— Так дай ее мне и иди. Мы подождем в прихожей.
Я передал Лидию Заславскому и отправился уговаривать Кристину. Наврав ей с три короба, я сообщил, что должен срочно уехать, но ненадолго.
— Роби, возвращайся скорей, — рыдая, попросила сестра. — Мне очень плохо.
— Не грусти, крошка, через полчаса вернусь, — целуя ее в лоб, пообещал я и понесся в прихожую.
Там Заславский сидел на тумбочке. Лидия лежала на полу.
— Ох, и тяжеленная эта девица, — пожаловался он. — А с виду худышка. Может потащим вдвоем?
— Нет, лучше беги вперед, подгони машину к подъезду. Нас никто не должен видеть.
— Кто нас увидит, Роб? Уже глубокая ночь. В подъезде ни полчеловечка. Хочешь, разобью фонарь?

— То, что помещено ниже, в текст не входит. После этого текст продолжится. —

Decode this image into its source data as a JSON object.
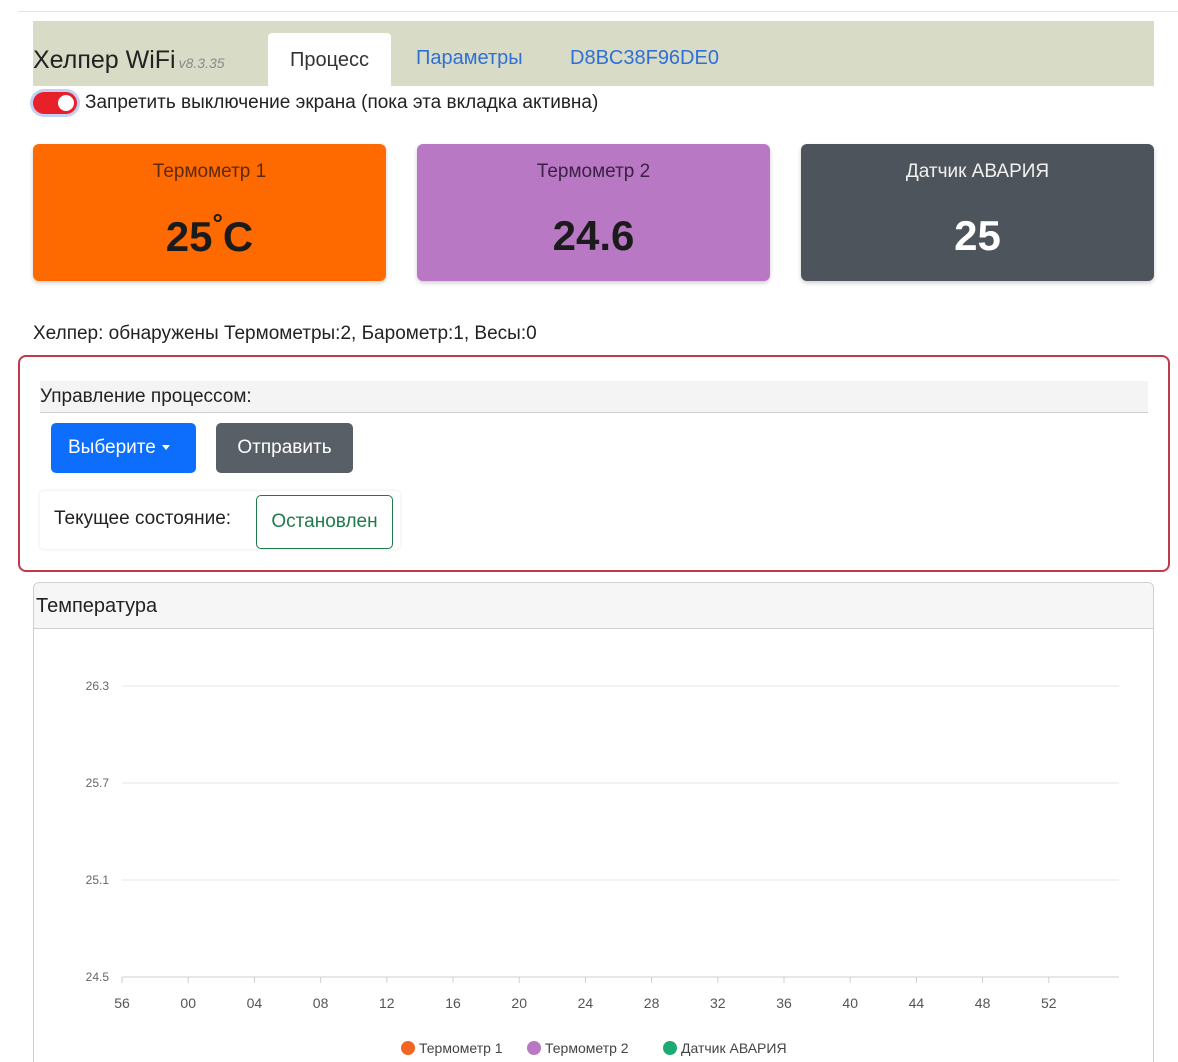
{
  "header": {
    "app_name": "Хелпер WiFi",
    "version": "v8.3.35",
    "tabs": [
      {
        "label": "Процесс",
        "active": true
      },
      {
        "label": "Параметры",
        "active": false
      },
      {
        "label": "D8BC38F96DE0",
        "active": false
      }
    ]
  },
  "wake_lock": {
    "enabled": true,
    "label": "Запретить выключение экрана (пока эта вкладка активна)"
  },
  "cards": [
    {
      "title": "Термометр 1",
      "value": "25",
      "unit": "C",
      "unit_prefix": "°",
      "color": "#ff6a00"
    },
    {
      "title": "Термометр 2",
      "value": "24.6",
      "color": "#b878c4"
    },
    {
      "title": "Датчик АВАРИЯ",
      "value": "25",
      "color": "#4e545b"
    }
  ],
  "detected_text": "Хелпер: обнаружены Термометры:2, Барометр:1, Весы:0",
  "control": {
    "title": "Управление процессом:",
    "select_label": "Выберите",
    "send_label": "Отправить",
    "state_label": "Текущее состояние:",
    "state_value": "Остановлен"
  },
  "chart_panel": {
    "title": "Температура"
  },
  "chart_data": {
    "type": "line",
    "title": "",
    "xlabel": "",
    "ylabel": "",
    "x": [
      "56",
      "00",
      "04",
      "08",
      "12",
      "16",
      "20",
      "24",
      "28",
      "32",
      "36",
      "40",
      "44",
      "48",
      "52"
    ],
    "y_ticks": [
      "26.3",
      "25.7",
      "25.1",
      "24.5"
    ],
    "ylim": [
      24.5,
      26.3
    ],
    "grid": true,
    "legend_position": "bottom",
    "series": [
      {
        "name": "Термометр 1",
        "color": "#f26522",
        "values": []
      },
      {
        "name": "Термометр 2",
        "color": "#b878c4",
        "values": []
      },
      {
        "name": "Датчик АВАРИЯ",
        "color": "#1aab72",
        "values": []
      }
    ]
  }
}
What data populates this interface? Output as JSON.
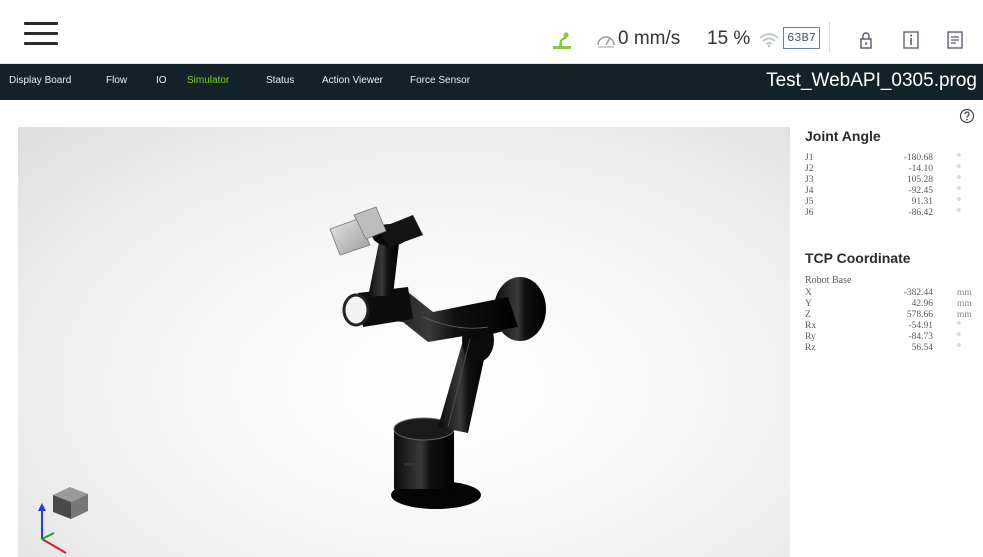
{
  "toolbar": {
    "speed": "0 mm/s",
    "percentage": "15 %",
    "ip_suffix": "63B7",
    "colors": {
      "robot_status": "#8cc63f",
      "ip_border": "#6b7f8c"
    },
    "icons": [
      "menu-icon",
      "robot-status-icon",
      "speed-icon",
      "wifi-icon",
      "lock-icon",
      "info-icon",
      "document-icon"
    ]
  },
  "nav": {
    "tabs": [
      {
        "label": "Display Board"
      },
      {
        "label": "Flow"
      },
      {
        "label": "IO"
      },
      {
        "label": "Simulator",
        "active": true
      },
      {
        "label": "Status"
      },
      {
        "label": "Action Viewer"
      },
      {
        "label": "Force Sensor"
      }
    ],
    "project_name": "Test_WebAPI_0305.prog",
    "active_color": "#7ed321"
  },
  "joint_angle": {
    "title": "Joint Angle",
    "rows": [
      {
        "label": "J1",
        "value": "-180.68",
        "unit": "°"
      },
      {
        "label": "J2",
        "value": "-14.10",
        "unit": "°"
      },
      {
        "label": "J3",
        "value": "105.28",
        "unit": "°"
      },
      {
        "label": "J4",
        "value": "-92.45",
        "unit": "°"
      },
      {
        "label": "J5",
        "value": "91.31",
        "unit": "°"
      },
      {
        "label": "J6",
        "value": "-86.42",
        "unit": "°"
      }
    ]
  },
  "tcp": {
    "title": "TCP Coordinate",
    "frame": "Robot Base",
    "rows": [
      {
        "label": "X",
        "value": "-382.44",
        "unit": "mm"
      },
      {
        "label": "Y",
        "value": "42.96",
        "unit": "mm"
      },
      {
        "label": "Z",
        "value": "578.66",
        "unit": "mm"
      },
      {
        "label": "Rx",
        "value": "-54.91",
        "unit": "°"
      },
      {
        "label": "Ry",
        "value": "-84.73",
        "unit": "°"
      },
      {
        "label": "Rz",
        "value": "56.54",
        "unit": "°"
      }
    ]
  }
}
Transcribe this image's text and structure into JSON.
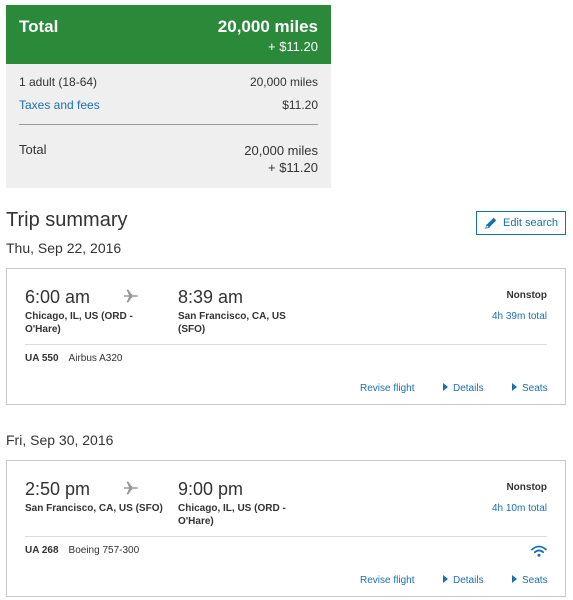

— Нет, не надо. Ты прав, в нашем доме народ рано ложится. Глядишь, и пронесет.
Нам повезло. Беспрепятственно уложив покойницу в мою машину, мы дворами вывезли ее в соседний район. Там я усадил бездыханную Лидию в сквере на лавку и направил автомобиль обратно домой.
— Нет, Роб! — остановил меня Заславский. — Нет смысла ехать к тебе. Будет разумней, если я переночую у себя. Мария и Варя смогут засвидетельствовать, что в момент преступления я был дома.
— А где был я?
— Тоже у нас.
— Нет, это никуда не годится, — рассердился я. — К чему эти навороты?
— Действительно, — согласился Заславский, — ни к чему. Ты же и сейчас не один. Кому придет в голову, что в твоей квартире резвятся сразу две девицы. Ты же у нас легендарный праведник. Кстати, они знакомы?
— Кто?
— Покойница и та, по которой плачет гинеколог?
— Нет. Они не знакомы.
— Тем более. Значит вторая и есть твое алиби. Чеши скорей к ней. Такого ценного человека надолго бросать негоже, да будь поласковей. Женщина — тварь благодарная.
Я разозлился:
— Как ты можешь? Порой тошнит от твоего цинизма.
— Ну-ну, — похлопал меня по плечу Заславский, — бабы нас между собой вообще скотами называют, а “тварь” звучит даже ласково.
Я с радостью отвез его домой и отправился утешать Кристину. Остаток ночи провел в кабинете в очень неудобном кресле и заработал радикулит. Часа два сочувственно слушал какой подлец Макс: украл красоту, здоровье и молодость моей сестры, и со всем этим капиталом решил к молодой любовнице улепетнуть, да еще и родить от нее ребенка. Негодяй! Подонок! Мерзавец!
Я ругал его искренне. Еще бы, если бы не Макс, спал бы я сейчас сном праведника, а не корячился в кресле, черти его дери.
Но все же добрая у меня сестра. Такую не испортить никакими миллионами. Когда я начал вздрагивать от каждого ее слова и зверски тереть глаза, она сжалиласьнадо мной и сказала:
— Совсем я тебя замучила, Роби. Иди, поспи, на тебе лица уже нет.